Suppose that $H\succ 0$ and we have a sequence $\{x_j\}_{j\ge 1}$ such that they are the unique solution of the following problems:
$$x_{j} \in \text{argmin}_{x\in \mathbb R^n}(x-x_{j-1})^T\nabla f(x_{j-1})+\frac{1}{2}(x-x_{j-1})^TH(x-x_{j-1})+\frac{1}{2}\rho_j\|x-y_j\|_2^2.$$
Note that $\rho_j \to \infty$ as $j \to \infty$. Further, $x_0$ can be arbitrary and we know the sequence $\{y_j\}_j$ is bounded.
I want to show the sequence $$(x_j-x_{j-1})^T\nabla f(x_{j-1})+\frac{1}{2}(x_j-x_{j-1})^TH(x_j-x_{j-1}), \, j\in \mathbb N$$ is bounded below.
It turns out that if $f$ is convex and Lipshitz continues on the whole space, there is a lower bound (Existence of a lower-bound for an interesting function! and Lipschitz implies bounded gradient).

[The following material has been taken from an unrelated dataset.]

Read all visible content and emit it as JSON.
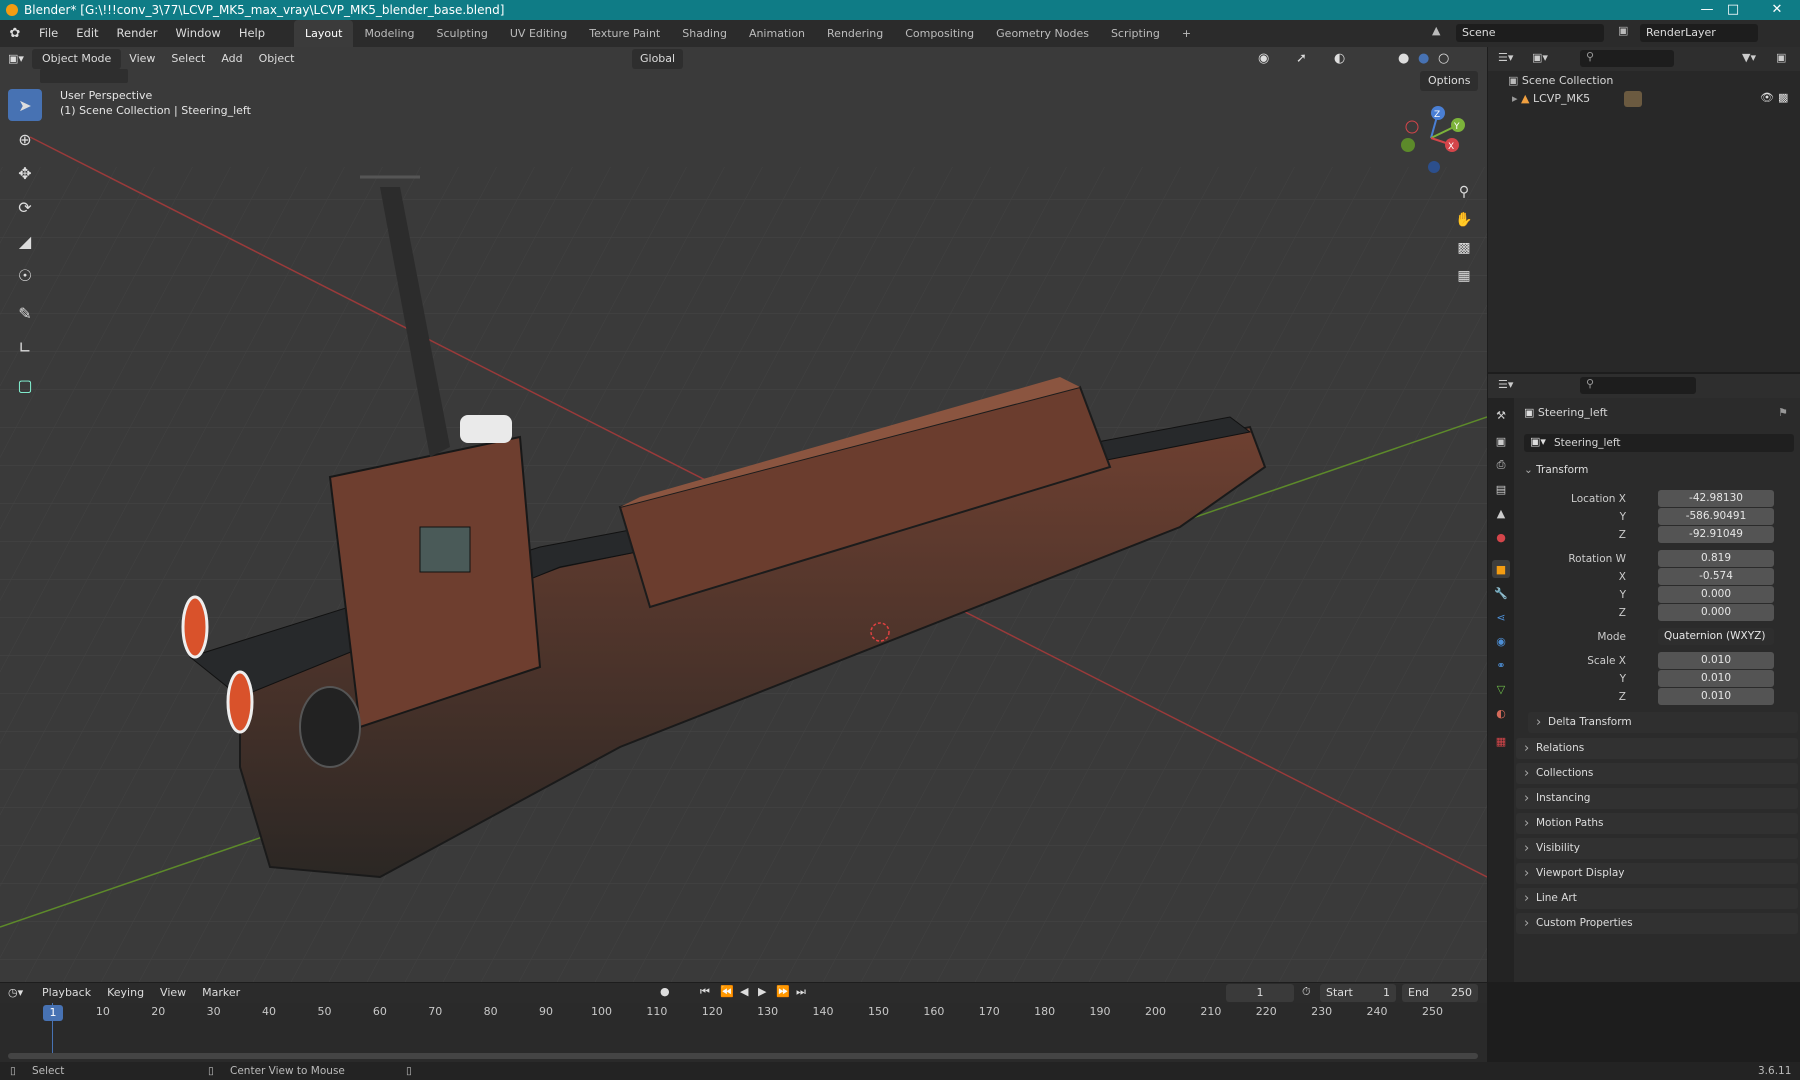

Unfortunately, I am not finding practical functions $f$ that satisfy these conditions (convexity and Lipshitz continuity on the entire space) together. So, I want to see if finding a lower bound is doable with less restrictive conditions or at least practical ones.
Thank you for your time!